Le succès et la diffusion de ce thème s’expliquent notamment par le rôle important, à la fin du Moyen Âge et durant toute la Renaissance, que joue ce saint comme protecteur contre le principal fléau de l’époque : la peste. En 1348, la peste noire dévaste toute l’Europe avec une violence inouïe et, à partir de cet instant jusqu’à la fin du XVème siècle, pas une année ne se déroule sans qu’une ville d’Europe soit frappée par l’épidémie. Le corps nu et transpercé de flèches du saint s’interprète comme un corps qui résiste aux effets ravageurs de la maladie. Ainsi, le dévot, en contemplant ce corps insensible à la douleur, visualise l’impuissance de la peste à l’atteindre et espère que sa prière lui permettra d’obtenir une immunité similaire à celle du saint. Certains artistes placent d’ailleurs les flèches aux endroits où les inflammations des ganglions lymphatiques dues à la maladie apparaissent le plus souvent, par exemple sur l’aine, comme c’est le cas sur ce panneau.

Une autre lecture, plus érotique, suggère que la légende, initialement prise au sens religieux, devient symbole de culte charnel. La frontière se fait effectivement faible entre l’extase sacrée et l’extase profane, principalement au XVIème siècle, époque où s’exprime un culte de la beauté marqué de paganisme. Le motif de la flèche possède une double signification : elle est à la fois l’instrument de l’amour, attribut d’Eros, et symbole phallique. La représentation de saint Sébastien et de son martyre s’inscrit donc à la jonction entre le charnel et le divin.
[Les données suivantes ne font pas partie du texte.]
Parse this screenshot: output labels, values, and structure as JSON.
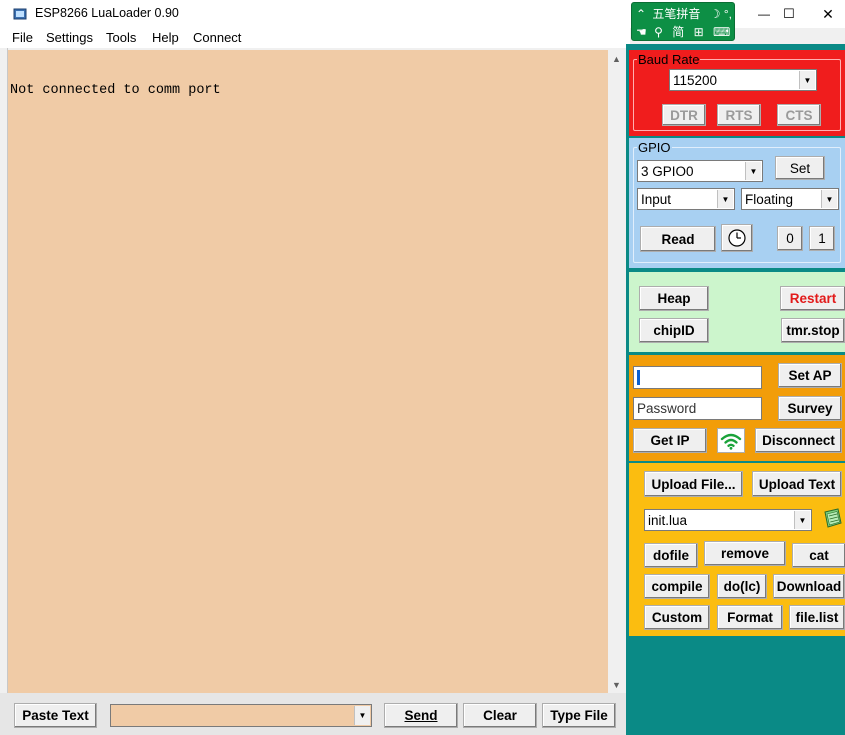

La composition de ce petit panneau n’échappe pas à l’iconographie traditionnelle, tout en allégeant l’aspect sérieux du thème. Le regard malicieux du soldat, le visage impassible mais presque rieur du saint et les costumes bariolés d’époque des deux archers, confèrent à cette scène un charme et une ironie propres aux artistes flamands de cette période. Sébastien, bien qu’il ne soit pas totalement stoïque, est placé en hauteur et contraste dans son apparente sérénité avec l’attitude grotesque des exécuteurs. La représentation de Rome à l’arrière-plan prend l’allure d’un château médiéval qui se fond dans un paysage typiquement flamand.

La beauté de la nudité, la jeunesse, la force due au métier d’armes, les flèches symboliques, la douleur, l’extase, tous ces motifs font que ce thème possède une extraordinaire popularité et une iconographie remarquable.